On a recent Wednesday, MRI technicians at the Animal Medical Center on East 62nd Street chatted excitedly about the return of some of their favorite patients — the Bronx Zoo penguins. Elsewhere in the building, an NYPD officer waited in the dermatology unit with his giddy canine partner, Petey, for a monthly allergy shot, while surgeons on another floor performed a groundbreaking feline kidney stone procedure pioneered at the center. In the elevator, the medical center’s CEO, Kathryn Coyne, comforted an older pet owner whose dog was undergoing treatment for lymphoma.
As the Animal Medical Center enters its 110th year in 2020, its team is looking forward to a $70 million building expansion and enjoys a thriving donor base, both of which seemed far out of reach when Coyne joined the team in 2010. Back then, the not-for-profit veterinary hospital, a world leader in specialty care, was facing challenges on multiple fronts.
The center confronted a funding crunch as pet owners reduced their spending on animal health care amidst the financial crisis, while many of those who could afford to had begun taking their pets to the for-profit clinics springing up across the city - in part because the center’s excellent standard of care had been tarnished by a reputation for shoddy customer service. Coyne’s job was to rescue a 100-year-old institution that provided lifesaving care to 26,000 animals a year.
“Nobody wants to invest in a sinking ship, no matter how much they care about something, and we really were at a very desperate, I would say, point in time back in 2008, 2009 up till 2010,” Coyne says.
Fresh off a decades-long career in hospital strategic planning and turnaround management, she got to work recruiting donors and attracting clients back to the center with a culture change.
“Sometimes people forget that there's somebody at the end of the leash that's actually the person that's paying the bill and can actually communicate with you, so it took a little bit of time to kind of re-educate people in terms of the importance of customer satisfaction, which in my soul, I felt was really the key to success,” she explains.
Coyne’s drive to advocate for patients and their caretakers brought her to work in hospitals in the first place. Originally a journalist by training, Coyne got involved in health care after the birth of her daughter, who was born with spina bifida. Coyne spent 27 years in human health care management, focusing on "patient care and patient satisfaction."
As it had in hospitals before, Coyne’s advocacy and focus on relationship-building paid off. Today the Animal Medical Center treats upwards of 56,000 creatures a year with the help of loyal donors and partnership programs with neighboring hospitals including Cornell Weill, NYU Medical Center, and Memorial Sloane Kettering — which worked with the center to develop a cure for melanoma in animals as it works towards a human antidote.

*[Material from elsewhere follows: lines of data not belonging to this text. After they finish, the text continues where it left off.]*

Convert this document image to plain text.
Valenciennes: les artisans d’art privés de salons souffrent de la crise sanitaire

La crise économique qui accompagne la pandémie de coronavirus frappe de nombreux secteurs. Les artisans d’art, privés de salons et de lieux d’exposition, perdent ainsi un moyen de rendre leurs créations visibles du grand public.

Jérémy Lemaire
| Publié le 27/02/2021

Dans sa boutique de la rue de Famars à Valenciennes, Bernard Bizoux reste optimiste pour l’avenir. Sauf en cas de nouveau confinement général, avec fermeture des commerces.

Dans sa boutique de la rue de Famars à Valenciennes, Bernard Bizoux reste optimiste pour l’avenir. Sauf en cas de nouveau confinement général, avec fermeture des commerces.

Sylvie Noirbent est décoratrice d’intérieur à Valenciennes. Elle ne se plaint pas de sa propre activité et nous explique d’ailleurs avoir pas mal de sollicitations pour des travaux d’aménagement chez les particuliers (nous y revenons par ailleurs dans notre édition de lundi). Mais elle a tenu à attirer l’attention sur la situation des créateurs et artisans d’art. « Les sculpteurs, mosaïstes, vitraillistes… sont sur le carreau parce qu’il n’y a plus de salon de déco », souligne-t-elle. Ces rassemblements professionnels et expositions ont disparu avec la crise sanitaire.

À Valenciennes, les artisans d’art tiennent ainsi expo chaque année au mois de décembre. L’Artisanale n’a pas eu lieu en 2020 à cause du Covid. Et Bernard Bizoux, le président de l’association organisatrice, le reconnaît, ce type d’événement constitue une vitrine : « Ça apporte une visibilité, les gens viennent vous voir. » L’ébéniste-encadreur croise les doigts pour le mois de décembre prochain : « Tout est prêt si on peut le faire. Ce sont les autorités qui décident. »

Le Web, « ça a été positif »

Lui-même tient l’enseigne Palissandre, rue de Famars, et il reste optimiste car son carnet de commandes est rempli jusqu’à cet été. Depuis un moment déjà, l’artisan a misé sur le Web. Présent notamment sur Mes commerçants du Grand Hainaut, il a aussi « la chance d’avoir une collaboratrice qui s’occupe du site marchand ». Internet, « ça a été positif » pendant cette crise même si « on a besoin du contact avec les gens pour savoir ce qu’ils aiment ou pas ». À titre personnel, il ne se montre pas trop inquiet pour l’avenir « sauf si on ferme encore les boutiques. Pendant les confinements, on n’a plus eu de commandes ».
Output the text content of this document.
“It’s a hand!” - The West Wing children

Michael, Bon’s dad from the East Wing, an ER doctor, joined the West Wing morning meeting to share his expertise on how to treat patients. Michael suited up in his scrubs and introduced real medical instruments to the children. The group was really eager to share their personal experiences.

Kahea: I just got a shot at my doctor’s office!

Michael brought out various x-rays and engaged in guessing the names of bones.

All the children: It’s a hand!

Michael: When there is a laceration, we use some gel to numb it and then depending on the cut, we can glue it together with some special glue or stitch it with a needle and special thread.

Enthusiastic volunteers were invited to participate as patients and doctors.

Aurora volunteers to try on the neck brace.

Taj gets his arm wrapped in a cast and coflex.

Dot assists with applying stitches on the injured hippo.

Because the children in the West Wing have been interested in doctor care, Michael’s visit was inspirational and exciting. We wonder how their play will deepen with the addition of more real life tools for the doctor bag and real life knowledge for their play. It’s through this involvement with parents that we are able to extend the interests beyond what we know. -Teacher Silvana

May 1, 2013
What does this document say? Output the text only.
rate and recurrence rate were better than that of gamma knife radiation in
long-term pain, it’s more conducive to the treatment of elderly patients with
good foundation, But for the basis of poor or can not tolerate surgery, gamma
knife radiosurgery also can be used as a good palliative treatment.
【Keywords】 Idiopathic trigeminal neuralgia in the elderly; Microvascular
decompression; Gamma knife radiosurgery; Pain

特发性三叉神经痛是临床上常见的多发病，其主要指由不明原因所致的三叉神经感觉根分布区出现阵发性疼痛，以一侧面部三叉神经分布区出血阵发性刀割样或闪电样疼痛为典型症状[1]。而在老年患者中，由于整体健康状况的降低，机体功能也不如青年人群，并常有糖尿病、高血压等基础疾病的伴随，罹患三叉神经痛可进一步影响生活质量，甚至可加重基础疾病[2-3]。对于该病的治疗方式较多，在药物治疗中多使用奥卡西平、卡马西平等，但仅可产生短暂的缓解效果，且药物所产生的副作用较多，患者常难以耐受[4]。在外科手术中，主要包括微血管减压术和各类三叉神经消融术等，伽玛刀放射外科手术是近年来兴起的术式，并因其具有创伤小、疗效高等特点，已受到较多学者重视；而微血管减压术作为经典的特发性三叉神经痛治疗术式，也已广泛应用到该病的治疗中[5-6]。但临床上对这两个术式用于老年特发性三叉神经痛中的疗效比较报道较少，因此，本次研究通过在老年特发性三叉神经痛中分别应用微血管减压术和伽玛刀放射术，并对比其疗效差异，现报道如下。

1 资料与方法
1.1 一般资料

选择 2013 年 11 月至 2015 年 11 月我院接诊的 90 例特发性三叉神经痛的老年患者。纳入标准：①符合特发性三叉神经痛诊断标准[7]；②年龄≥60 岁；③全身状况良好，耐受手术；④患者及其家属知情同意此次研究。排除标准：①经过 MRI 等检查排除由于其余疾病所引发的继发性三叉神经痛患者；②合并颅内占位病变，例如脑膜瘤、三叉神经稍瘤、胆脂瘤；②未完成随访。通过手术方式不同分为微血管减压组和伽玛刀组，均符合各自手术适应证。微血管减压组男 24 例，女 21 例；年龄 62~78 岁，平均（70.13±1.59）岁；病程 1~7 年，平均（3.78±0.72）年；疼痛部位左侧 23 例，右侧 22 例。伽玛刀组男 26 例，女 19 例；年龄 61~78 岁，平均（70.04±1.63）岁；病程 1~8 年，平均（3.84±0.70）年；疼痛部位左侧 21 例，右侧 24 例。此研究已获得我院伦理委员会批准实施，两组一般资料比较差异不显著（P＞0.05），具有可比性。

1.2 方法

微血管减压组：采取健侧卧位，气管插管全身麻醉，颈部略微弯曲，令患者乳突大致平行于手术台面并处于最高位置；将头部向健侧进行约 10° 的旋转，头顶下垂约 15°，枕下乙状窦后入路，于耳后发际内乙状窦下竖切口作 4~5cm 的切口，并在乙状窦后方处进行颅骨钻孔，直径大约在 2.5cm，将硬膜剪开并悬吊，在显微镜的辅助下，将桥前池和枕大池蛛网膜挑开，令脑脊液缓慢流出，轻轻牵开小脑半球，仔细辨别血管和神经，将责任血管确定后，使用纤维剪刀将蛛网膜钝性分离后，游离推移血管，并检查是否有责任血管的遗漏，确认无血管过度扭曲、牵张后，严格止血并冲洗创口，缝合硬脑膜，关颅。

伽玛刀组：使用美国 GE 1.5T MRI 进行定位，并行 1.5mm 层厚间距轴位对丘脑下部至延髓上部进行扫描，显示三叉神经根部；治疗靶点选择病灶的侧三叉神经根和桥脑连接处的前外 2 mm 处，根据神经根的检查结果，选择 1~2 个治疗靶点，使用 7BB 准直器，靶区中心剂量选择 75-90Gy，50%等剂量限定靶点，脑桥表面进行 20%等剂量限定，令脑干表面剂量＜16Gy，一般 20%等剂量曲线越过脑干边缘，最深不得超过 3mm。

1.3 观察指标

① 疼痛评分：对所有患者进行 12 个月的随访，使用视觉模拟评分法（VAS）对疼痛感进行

The AMC has also expanded its charity care under Coyne’s leadership, including the Seniors’ Animal Veterinary Effort (SAVE) which subsidizes care for the pets of seniors on fixed incomes, and “401Canine” providing free health care for dogs returning from active military duty and veterans’ service animals.
“When those veterans come in and that dog is their only lifeline, and you save it for them or extend the quality of life for them so that they don't have to be separated ... When those dogs come in and they go home with those people, it's like the best day of your life, honestly,” says Coyne.